Trier. Initiative wehrt sich gegen Vorwürfe des Generalvikars.
Oliver Schwambach

Der Schlagabtausch mit Blick auf die geplante Reform des Bistums Trier geht unvermindert weiter. Nachdem kürzlich der Generalvikar des Bistums, Ulrich von Plettenberg, der Initiative „Kirchengemeinde vor Ort“ vorgeworfen hatte, ihr Aufruf zum Protest gründe auf „Fehlinfomationen“ (wir berichteten), meldet sich jetzt wieder die Initiative zu Wort. Diese hat sich zum Ziel gesetzt, die geplante Auflösung von Kirchengemeinden zu verhindern. Das Bistum dagegen plant unter starkem Finanzdruck, von 2020 an 887 Pfarreien zu 35 Großpfarreien zusammenzufassen, die dann „Pfarreien der Zukunft“ heißen sollen.



Von Plettenberg behaupte „ohne jeden Beleg, dass der Aufruf zur Protestaktion auf Fehlinformationen beruhe“, wehrt sich jetzt die Initiative. Das einzig Neue, was der Generalvikar zu sagen habe, sei „ein erstmals präsentiertes sogenanntes Verwaltungsteam, das allerdings lediglich geplant sei und dessen Kompetenz, Ausgestaltung sowie Anbindung völlig offen sind“.
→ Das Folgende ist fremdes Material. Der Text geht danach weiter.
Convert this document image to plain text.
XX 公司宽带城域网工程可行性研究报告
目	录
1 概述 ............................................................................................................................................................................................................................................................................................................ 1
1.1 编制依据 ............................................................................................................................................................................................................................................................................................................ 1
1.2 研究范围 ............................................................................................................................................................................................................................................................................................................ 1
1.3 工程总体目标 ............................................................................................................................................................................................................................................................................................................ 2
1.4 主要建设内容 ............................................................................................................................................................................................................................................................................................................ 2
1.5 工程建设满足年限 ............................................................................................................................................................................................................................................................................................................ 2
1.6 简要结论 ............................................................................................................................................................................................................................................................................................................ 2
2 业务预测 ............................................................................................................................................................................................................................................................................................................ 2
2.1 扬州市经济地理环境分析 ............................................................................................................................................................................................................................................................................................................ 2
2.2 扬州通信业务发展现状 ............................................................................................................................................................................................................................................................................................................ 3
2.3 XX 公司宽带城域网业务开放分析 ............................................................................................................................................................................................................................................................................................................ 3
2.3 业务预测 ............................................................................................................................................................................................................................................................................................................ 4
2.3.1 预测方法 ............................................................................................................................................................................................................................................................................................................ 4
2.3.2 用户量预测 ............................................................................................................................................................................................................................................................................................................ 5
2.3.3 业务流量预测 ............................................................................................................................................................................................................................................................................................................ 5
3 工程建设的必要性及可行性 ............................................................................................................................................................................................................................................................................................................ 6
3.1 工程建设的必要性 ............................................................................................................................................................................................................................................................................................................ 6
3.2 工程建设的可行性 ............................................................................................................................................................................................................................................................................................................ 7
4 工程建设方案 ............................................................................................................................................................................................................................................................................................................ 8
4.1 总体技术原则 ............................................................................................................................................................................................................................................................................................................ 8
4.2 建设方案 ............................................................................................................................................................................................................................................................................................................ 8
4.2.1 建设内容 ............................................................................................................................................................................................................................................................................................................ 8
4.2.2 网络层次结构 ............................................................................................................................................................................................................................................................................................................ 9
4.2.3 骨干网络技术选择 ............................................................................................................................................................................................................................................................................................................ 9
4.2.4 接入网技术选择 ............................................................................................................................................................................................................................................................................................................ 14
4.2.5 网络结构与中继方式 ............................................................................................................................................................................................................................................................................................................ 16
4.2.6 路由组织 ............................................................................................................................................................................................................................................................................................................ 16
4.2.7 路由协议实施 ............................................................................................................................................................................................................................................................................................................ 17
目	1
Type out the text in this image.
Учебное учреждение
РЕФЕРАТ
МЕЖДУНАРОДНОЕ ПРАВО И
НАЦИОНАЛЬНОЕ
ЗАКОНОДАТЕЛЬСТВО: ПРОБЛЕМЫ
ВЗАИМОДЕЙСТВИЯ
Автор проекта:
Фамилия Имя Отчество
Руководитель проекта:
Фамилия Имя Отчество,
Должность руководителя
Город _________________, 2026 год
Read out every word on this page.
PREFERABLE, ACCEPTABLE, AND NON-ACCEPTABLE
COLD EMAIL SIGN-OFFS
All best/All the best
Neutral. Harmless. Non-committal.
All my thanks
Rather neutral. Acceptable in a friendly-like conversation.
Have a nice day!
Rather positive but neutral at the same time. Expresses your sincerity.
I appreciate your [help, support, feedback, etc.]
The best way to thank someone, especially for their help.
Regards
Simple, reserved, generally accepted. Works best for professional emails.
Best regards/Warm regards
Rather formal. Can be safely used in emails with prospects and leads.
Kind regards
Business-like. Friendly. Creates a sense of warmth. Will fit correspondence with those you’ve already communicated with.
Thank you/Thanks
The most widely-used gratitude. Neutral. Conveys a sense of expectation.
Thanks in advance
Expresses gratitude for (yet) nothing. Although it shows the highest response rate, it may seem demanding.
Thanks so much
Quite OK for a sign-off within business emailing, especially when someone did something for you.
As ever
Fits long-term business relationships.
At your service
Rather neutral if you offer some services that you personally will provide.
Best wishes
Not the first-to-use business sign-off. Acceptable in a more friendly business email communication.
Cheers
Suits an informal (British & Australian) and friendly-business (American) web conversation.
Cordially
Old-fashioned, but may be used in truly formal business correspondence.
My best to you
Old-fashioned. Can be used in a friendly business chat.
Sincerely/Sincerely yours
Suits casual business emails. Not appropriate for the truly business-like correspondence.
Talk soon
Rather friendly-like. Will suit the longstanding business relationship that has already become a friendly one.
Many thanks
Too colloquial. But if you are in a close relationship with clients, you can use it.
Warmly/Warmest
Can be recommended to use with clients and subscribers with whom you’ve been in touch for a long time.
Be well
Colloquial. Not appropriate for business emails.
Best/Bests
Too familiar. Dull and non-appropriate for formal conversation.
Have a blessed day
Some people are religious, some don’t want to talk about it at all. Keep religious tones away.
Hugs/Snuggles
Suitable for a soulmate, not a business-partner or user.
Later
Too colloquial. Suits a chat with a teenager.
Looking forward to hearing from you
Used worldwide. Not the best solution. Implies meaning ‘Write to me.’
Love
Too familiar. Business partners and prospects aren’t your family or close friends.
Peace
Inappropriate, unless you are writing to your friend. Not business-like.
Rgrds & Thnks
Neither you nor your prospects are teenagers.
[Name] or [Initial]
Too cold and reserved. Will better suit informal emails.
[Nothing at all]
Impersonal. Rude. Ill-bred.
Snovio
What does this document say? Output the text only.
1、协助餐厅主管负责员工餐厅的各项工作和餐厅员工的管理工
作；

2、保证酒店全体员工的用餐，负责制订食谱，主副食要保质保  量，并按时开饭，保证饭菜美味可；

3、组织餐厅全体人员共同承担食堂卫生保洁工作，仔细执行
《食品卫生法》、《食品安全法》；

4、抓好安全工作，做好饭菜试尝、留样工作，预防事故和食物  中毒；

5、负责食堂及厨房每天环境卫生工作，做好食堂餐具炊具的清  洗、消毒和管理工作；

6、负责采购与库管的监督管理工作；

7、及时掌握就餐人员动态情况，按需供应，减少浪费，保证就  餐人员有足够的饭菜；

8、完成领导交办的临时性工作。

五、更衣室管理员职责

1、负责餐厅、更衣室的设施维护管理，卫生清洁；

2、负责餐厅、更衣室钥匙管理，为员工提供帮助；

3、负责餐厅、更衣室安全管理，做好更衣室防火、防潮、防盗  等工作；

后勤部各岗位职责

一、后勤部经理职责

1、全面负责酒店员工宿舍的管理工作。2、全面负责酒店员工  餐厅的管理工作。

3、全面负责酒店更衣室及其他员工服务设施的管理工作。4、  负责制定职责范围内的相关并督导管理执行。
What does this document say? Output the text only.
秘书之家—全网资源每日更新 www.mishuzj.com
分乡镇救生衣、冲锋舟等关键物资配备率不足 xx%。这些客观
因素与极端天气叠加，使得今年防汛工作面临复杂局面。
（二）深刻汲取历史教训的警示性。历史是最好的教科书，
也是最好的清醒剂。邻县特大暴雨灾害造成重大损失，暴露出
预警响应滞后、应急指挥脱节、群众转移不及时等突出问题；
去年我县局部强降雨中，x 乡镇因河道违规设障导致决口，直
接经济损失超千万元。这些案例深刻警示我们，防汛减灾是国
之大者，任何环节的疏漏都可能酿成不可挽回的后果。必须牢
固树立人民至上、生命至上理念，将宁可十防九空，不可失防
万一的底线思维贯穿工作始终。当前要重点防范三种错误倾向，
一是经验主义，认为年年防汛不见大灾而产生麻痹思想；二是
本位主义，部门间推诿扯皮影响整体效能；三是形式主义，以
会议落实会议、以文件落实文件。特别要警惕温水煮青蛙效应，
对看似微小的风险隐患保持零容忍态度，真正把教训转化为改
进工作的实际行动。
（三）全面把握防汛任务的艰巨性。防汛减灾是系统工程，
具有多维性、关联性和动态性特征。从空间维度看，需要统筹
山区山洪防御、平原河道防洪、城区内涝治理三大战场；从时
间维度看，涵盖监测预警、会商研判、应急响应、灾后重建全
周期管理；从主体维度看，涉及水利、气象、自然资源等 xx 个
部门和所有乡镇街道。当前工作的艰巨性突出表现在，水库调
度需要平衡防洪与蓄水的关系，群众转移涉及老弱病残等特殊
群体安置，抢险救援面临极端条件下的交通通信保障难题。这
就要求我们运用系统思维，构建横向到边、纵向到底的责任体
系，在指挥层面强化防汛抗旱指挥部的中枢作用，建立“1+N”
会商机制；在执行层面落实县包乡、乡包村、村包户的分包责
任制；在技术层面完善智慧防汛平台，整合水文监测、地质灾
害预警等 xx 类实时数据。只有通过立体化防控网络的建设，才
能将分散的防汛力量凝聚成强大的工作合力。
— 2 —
Die Initiative plädiert für Pfarreien nach dem Vorbild der Verbandsgemeinden, wie sie in Rheinland-Pfalz ohnehin in den Zivilgemeinden üblich seien. Man wolle „weiterhin über Kirchen, Pfarrheime, Vermögen und Liturgie nebst Diakonie mit gewählten Gremien vor Ort mitbestimmen können, solange die Gemeinden lebendig und aktiv sind“, heißt es in dem Schreiben der Initiative. Zudem bedauere man, dass man sich in dieser Weise auseinandersetzen müsse, „anstatt offen und frei mit allen über das zu sprechen, was sie angeht“.



Für den 20. Oktober hat die Initiative „Kirchengemeinde vor Ort“ zu einer Demonstration gegen die Reformpläne vor dem Trierer Dom aufgerufen.